December 31, 2002  ·  Lessig

Two weeks ago at the Creative Commons launch, I tried to sell the virtues of building rather than suing. The reality is that we need to do both. As Stanford’s Center for Internet and Society has announced, we filed a lawsuit last week to defend the right of Emily Somma to distribute a children’s book that builds upon the story of Peter Pan.

Peter Pan was created by Scottish playwright James M. Barrie (1860-1937). The character was born in a 1902 book called The Little White Bird and then developed into the play Peter Pan, or The Boy Who Wouldn’t Grow Up, in 1904. In 1906, the section of The Little White Bird that originated Peter Pan was published separately as a book called Peter Pan in Kensington Gardens. Finally, Barrie turned his highly successful play into a book called Peter and Wendy in 1911.

All these works have entered the public domain in America. But because Barrie continued to produce works based on the Peter Pan story, the holders of those copyrights claim that there can be no derivative works using the Peter Pan character so long as those later works remain under copyright. (In England, by special law, the copyright for Barrie’s work is perpetual). Thus, the holders of Barrie’s copyright claim a perpetual right to control derivative works based on Peter Pan, even though the original work passed into the public domain.

Emily Somma, a Canadian, has written a wonderful children’s book, After the Rain, that uses some of the Peter Pan story, but for very different ends. Peter Pan, you might remember, is afraid of growing up. In Somma’s story, children rescue Peter Pan from this fear. Thus, like the best of derivative works, Somma’s story builds on the past, but does something different with it.

Yet Somma is now threatened with a legal action in the United States if she distributes her book in the United States, even though her work plainly builds on work that is in the public domain. This, we believe, is wrong. It is just one example of an important class of cases where current copyright holders demand the right to control the use of work that is in the public domain just because their work builds upon work that is now in the public domain.

Stay tuned for more news, or tune your reader to the CIS RSS feed for updates on the case. Peter Pan is already free. It’s time the law (and lawyers) to recognize it.

  • Anonymous

    Is the perpetual right to the Peter Pan play in the U.K. a copyright, or a performance right only ?

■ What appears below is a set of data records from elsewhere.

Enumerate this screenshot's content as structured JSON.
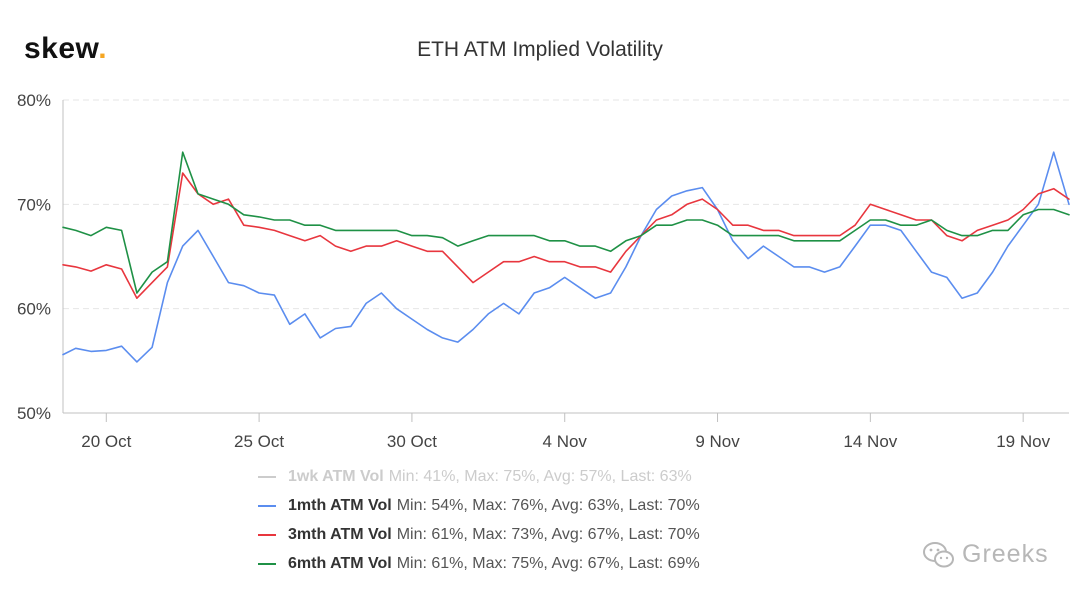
{
  "brand": {
    "name": "skew",
    "dot": "."
  },
  "watermark": {
    "text": "Greeks",
    "icon": "wechat-icon"
  },
  "colors": {
    "1wk": "#cccccc",
    "1mth": "#5b8def",
    "3mth": "#e8363e",
    "6mth": "#1f9146",
    "grid": "#e6e6e6",
    "axis": "#c0c0c0",
    "tick_text": "#444444"
  },
  "chart_data": {
    "type": "line",
    "title": "ETH ATM Implied Volatility",
    "xlabel": "",
    "ylabel": "",
    "x_unit": "date",
    "x_range": [
      "2019-10-18T14:00",
      "2019-11-20T12:00"
    ],
    "ylim": [
      50,
      80
    ],
    "y_ticks": [
      {
        "value": 50,
        "label": "50%"
      },
      {
        "value": 60,
        "label": "60%"
      },
      {
        "value": 70,
        "label": "70%"
      },
      {
        "value": 80,
        "label": "80%"
      }
    ],
    "x_ticks": [
      {
        "date": "2019-10-20",
        "label": "20 Oct"
      },
      {
        "date": "2019-10-25",
        "label": "25 Oct"
      },
      {
        "date": "2019-10-30",
        "label": "30 Oct"
      },
      {
        "date": "2019-11-04",
        "label": "4 Nov"
      },
      {
        "date": "2019-11-09",
        "label": "9 Nov"
      },
      {
        "date": "2019-11-14",
        "label": "14 Nov"
      },
      {
        "date": "2019-11-19",
        "label": "19 Nov"
      }
    ],
    "grid": true,
    "legend_position": "bottom",
    "series": [
      {
        "name": "1wk ATM Vol",
        "key": "1wk",
        "visible": false,
        "stats": "Min: 41%, Max: 75%, Avg: 57%, Last: 63%",
        "x": [],
        "values": []
      },
      {
        "name": "1mth ATM Vol",
        "key": "1mth",
        "visible": true,
        "stats": "Min: 54%, Max: 76%, Avg: 63%, Last: 70%",
        "x": [
          "2019-10-18T14:00",
          "2019-10-19T00:00",
          "2019-10-19T12:00",
          "2019-10-20T00:00",
          "2019-10-20T12:00",
          "2019-10-21T00:00",
          "2019-10-21T12:00",
          "2019-10-22T00:00",
          "2019-10-22T12:00",
          "2019-10-23T00:00",
          "2019-10-23T12:00",
          "2019-10-24T00:00",
          "2019-10-24T12:00",
          "2019-10-25T00:00",
          "2019-10-25T12:00",
          "2019-10-26T00:00",
          "2019-10-26T12:00",
          "2019-10-27T00:00",
          "2019-10-27T12:00",
          "2019-10-28T00:00",
          "2019-10-28T12:00",
          "2019-10-29T00:00",
          "2019-10-29T12:00",
          "2019-10-30T00:00",
          "2019-10-30T12:00",
          "2019-10-31T00:00",
          "2019-10-31T12:00",
          "2019-11-01T00:00",
          "2019-11-01T12:00",
          "2019-11-02T00:00",
          "2019-11-02T12:00",
          "2019-11-03T00:00",
          "2019-11-03T12:00",
          "2019-11-04T00:00",
          "2019-11-04T12:00",
          "2019-11-05T00:00",
          "2019-11-05T12:00",
          "2019-11-06T00:00",
          "2019-11-06T12:00",
          "2019-11-07T00:00",
          "2019-11-07T12:00",
          "2019-11-08T00:00",
          "2019-11-08T12:00",
          "2019-11-09T00:00",
          "2019-11-09T12:00",
          "2019-11-10T00:00",
          "2019-11-10T12:00",
          "2019-11-11T00:00",
          "2019-11-11T12:00",
          "2019-11-12T00:00",
          "2019-11-12T12:00",
          "2019-11-13T00:00",
          "2019-11-13T12:00",
          "2019-11-14T00:00",
          "2019-11-14T12:00",
          "2019-11-15T00:00",
          "2019-11-15T12:00",
          "2019-11-16T00:00",
          "2019-11-16T12:00",
          "2019-11-17T00:00",
          "2019-11-17T12:00",
          "2019-11-18T00:00",
          "2019-11-18T12:00",
          "2019-11-19T00:00",
          "2019-11-19T12:00",
          "2019-11-20T00:00",
          "2019-11-20T12:00"
        ],
        "values": [
          55.6,
          56.2,
          55.9,
          56.0,
          56.4,
          54.9,
          56.3,
          62.5,
          66.0,
          67.5,
          65.0,
          62.5,
          62.2,
          61.5,
          61.3,
          58.5,
          59.5,
          57.2,
          58.1,
          58.3,
          60.5,
          61.5,
          60.0,
          59.0,
          58.0,
          57.2,
          56.8,
          58.0,
          59.5,
          60.5,
          59.5,
          61.5,
          62.0,
          63.0,
          62.0,
          61.0,
          61.5,
          64.0,
          67.0,
          69.5,
          70.8,
          71.3,
          71.6,
          69.5,
          66.5,
          64.8,
          66.0,
          65.0,
          64.0,
          64.0,
          63.5,
          64.0,
          66.0,
          68.0,
          68.0,
          67.5,
          65.5,
          63.5,
          63.0,
          61.0,
          61.5,
          63.5,
          66.0,
          68.0,
          70.0,
          75.0,
          70.0
        ]
      },
      {
        "name": "3mth ATM Vol",
        "key": "3mth",
        "visible": true,
        "stats": "Min: 61%, Max: 73%, Avg: 67%, Last: 70%",
        "x": [
          "2019-10-18T14:00",
          "2019-10-19T00:00",
          "2019-10-19T12:00",
          "2019-10-20T00:00",
          "2019-10-20T12:00",
          "2019-10-21T00:00",
          "2019-10-21T12:00",
          "2019-10-22T00:00",
          "2019-10-22T12:00",
          "2019-10-23T00:00",
          "2019-10-23T12:00",
          "2019-10-24T00:00",
          "2019-10-24T12:00",
          "2019-10-25T00:00",
          "2019-10-25T12:00",
          "2019-10-26T00:00",
          "2019-10-26T12:00",
          "2019-10-27T00:00",
          "2019-10-27T12:00",
          "2019-10-28T00:00",
          "2019-10-28T12:00",
          "2019-10-29T00:00",
          "2019-10-29T12:00",
          "2019-10-30T00:00",
          "2019-10-30T12:00",
          "2019-10-31T00:00",
          "2019-10-31T12:00",
          "2019-11-01T00:00",
          "2019-11-01T12:00",
          "2019-11-02T00:00",
          "2019-11-02T12:00",
          "2019-11-03T00:00",
          "2019-11-03T12:00",
          "2019-11-04T00:00",
          "2019-11-04T12:00",
          "2019-11-05T00:00",
          "2019-11-05T12:00",
          "2019-11-06T00:00",
          "2019-11-06T12:00",
          "2019-11-07T00:00",
          "2019-11-07T12:00",
          "2019-11-08T00:00",
          "2019-11-08T12:00",
          "2019-11-09T00:00",
          "2019-11-09T12:00",
          "2019-11-10T00:00",
          "2019-11-10T12:00",
          "2019-11-11T00:00",
          "2019-11-11T12:00",
          "2019-11-12T00:00",
          "2019-11-12T12:00",
          "2019-11-13T00:00",
          "2019-11-13T12:00",
          "2019-11-14T00:00",
          "2019-11-14T12:00",
          "2019-11-15T00:00",
          "2019-11-15T12:00",
          "2019-11-16T00:00",
          "2019-11-16T12:00",
          "2019-11-17T00:00",
          "2019-11-17T12:00",
          "2019-11-18T00:00",
          "2019-11-18T12:00",
          "2019-11-19T00:00",
          "2019-11-19T12:00",
          "2019-11-20T00:00",
          "2019-11-20T12:00"
        ],
        "values": [
          64.2,
          64.0,
          63.6,
          64.2,
          63.8,
          61.0,
          62.5,
          64.0,
          73.0,
          71.0,
          70.0,
          70.5,
          68.0,
          67.8,
          67.5,
          67.0,
          66.5,
          67.0,
          66.0,
          65.5,
          66.0,
          66.0,
          66.5,
          66.0,
          65.5,
          65.5,
          64.0,
          62.5,
          63.5,
          64.5,
          64.5,
          65.0,
          64.5,
          64.5,
          64.0,
          64.0,
          63.5,
          65.5,
          67.0,
          68.5,
          69.0,
          70.0,
          70.5,
          69.5,
          68.0,
          68.0,
          67.5,
          67.5,
          67.0,
          67.0,
          67.0,
          67.0,
          68.0,
          70.0,
          69.5,
          69.0,
          68.5,
          68.5,
          67.0,
          66.5,
          67.5,
          68.0,
          68.5,
          69.5,
          71.0,
          71.5,
          70.5
        ]
      },
      {
        "name": "6mth ATM Vol",
        "key": "6mth",
        "visible": true,
        "stats": "Min: 61%, Max: 75%, Avg: 67%, Last: 69%",
        "x": [
          "2019-10-18T14:00",
          "2019-10-19T00:00",
          "2019-10-19T12:00",
          "2019-10-20T00:00",
          "2019-10-20T12:00",
          "2019-10-21T00:00",
          "2019-10-21T12:00",
          "2019-10-22T00:00",
          "2019-10-22T12:00",
          "2019-10-23T00:00",
          "2019-10-23T12:00",
          "2019-10-24T00:00",
          "2019-10-24T12:00",
          "2019-10-25T00:00",
          "2019-10-25T12:00",
          "2019-10-26T00:00",
          "2019-10-26T12:00",
          "2019-10-27T00:00",
          "2019-10-27T12:00",
          "2019-10-28T00:00",
          "2019-10-28T12:00",
          "2019-10-29T00:00",
          "2019-10-29T12:00",
          "2019-10-30T00:00",
          "2019-10-30T12:00",
          "2019-10-31T00:00",
          "2019-10-31T12:00",
          "2019-11-01T00:00",
          "2019-11-01T12:00",
          "2019-11-02T00:00",
          "2019-11-02T12:00",
          "2019-11-03T00:00",
          "2019-11-03T12:00",
          "2019-11-04T00:00",
          "2019-11-04T12:00",
          "2019-11-05T00:00",
          "2019-11-05T12:00",
          "2019-11-06T00:00",
          "2019-11-06T12:00",
          "2019-11-07T00:00",
          "2019-11-07T12:00",
          "2019-11-08T00:00",
          "2019-11-08T12:00",
          "2019-11-09T00:00",
          "2019-11-09T12:00",
          "2019-11-10T00:00",
          "2019-11-10T12:00",
          "2019-11-11T00:00",
          "2019-11-11T12:00",
          "2019-11-12T00:00",
          "2019-11-12T12:00",
          "2019-11-13T00:00",
          "2019-11-13T12:00",
          "2019-11-14T00:00",
          "2019-11-14T12:00",
          "2019-11-15T00:00",
          "2019-11-15T12:00",
          "2019-11-16T00:00",
          "2019-11-16T12:00",
          "2019-11-17T00:00",
          "2019-11-17T12:00",
          "2019-11-18T00:00",
          "2019-11-18T12:00",
          "2019-11-19T00:00",
          "2019-11-19T12:00",
          "2019-11-20T00:00",
          "2019-11-20T12:00"
        ],
        "values": [
          67.8,
          67.5,
          67.0,
          67.8,
          67.5,
          61.5,
          63.5,
          64.5,
          75.0,
          71.0,
          70.5,
          70.0,
          69.0,
          68.8,
          68.5,
          68.5,
          68.0,
          68.0,
          67.5,
          67.5,
          67.5,
          67.5,
          67.5,
          67.0,
          67.0,
          66.8,
          66.0,
          66.5,
          67.0,
          67.0,
          67.0,
          67.0,
          66.5,
          66.5,
          66.0,
          66.0,
          65.5,
          66.5,
          67.0,
          68.0,
          68.0,
          68.5,
          68.5,
          68.0,
          67.0,
          67.0,
          67.0,
          67.0,
          66.5,
          66.5,
          66.5,
          66.5,
          67.5,
          68.5,
          68.5,
          68.0,
          68.0,
          68.5,
          67.5,
          67.0,
          67.0,
          67.5,
          67.5,
          69.0,
          69.5,
          69.5,
          69.0
        ]
      }
    ]
  }
}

    Who is threatening the author in the U.S. Have the threats been posted at Chillingeffects ?

  • Neil S.

    The Peter Pan perpetual copyright clause is an interesting one. It’s a special explicit exception granting a royalty to Great Ormand Street children’s hospital for all commercial performances.

    http://www.wikipedia.org/wiki/Peter_Pan

  • fanofthepan

    Upon doing some research about Peter Pan’s public domain status, i ran across this blog. I also want to state that i found out that in January 2004 the defendant hospital in this case was finally served papers. Whew. that took long enough. The wheels of justice move very slowly across the international waters.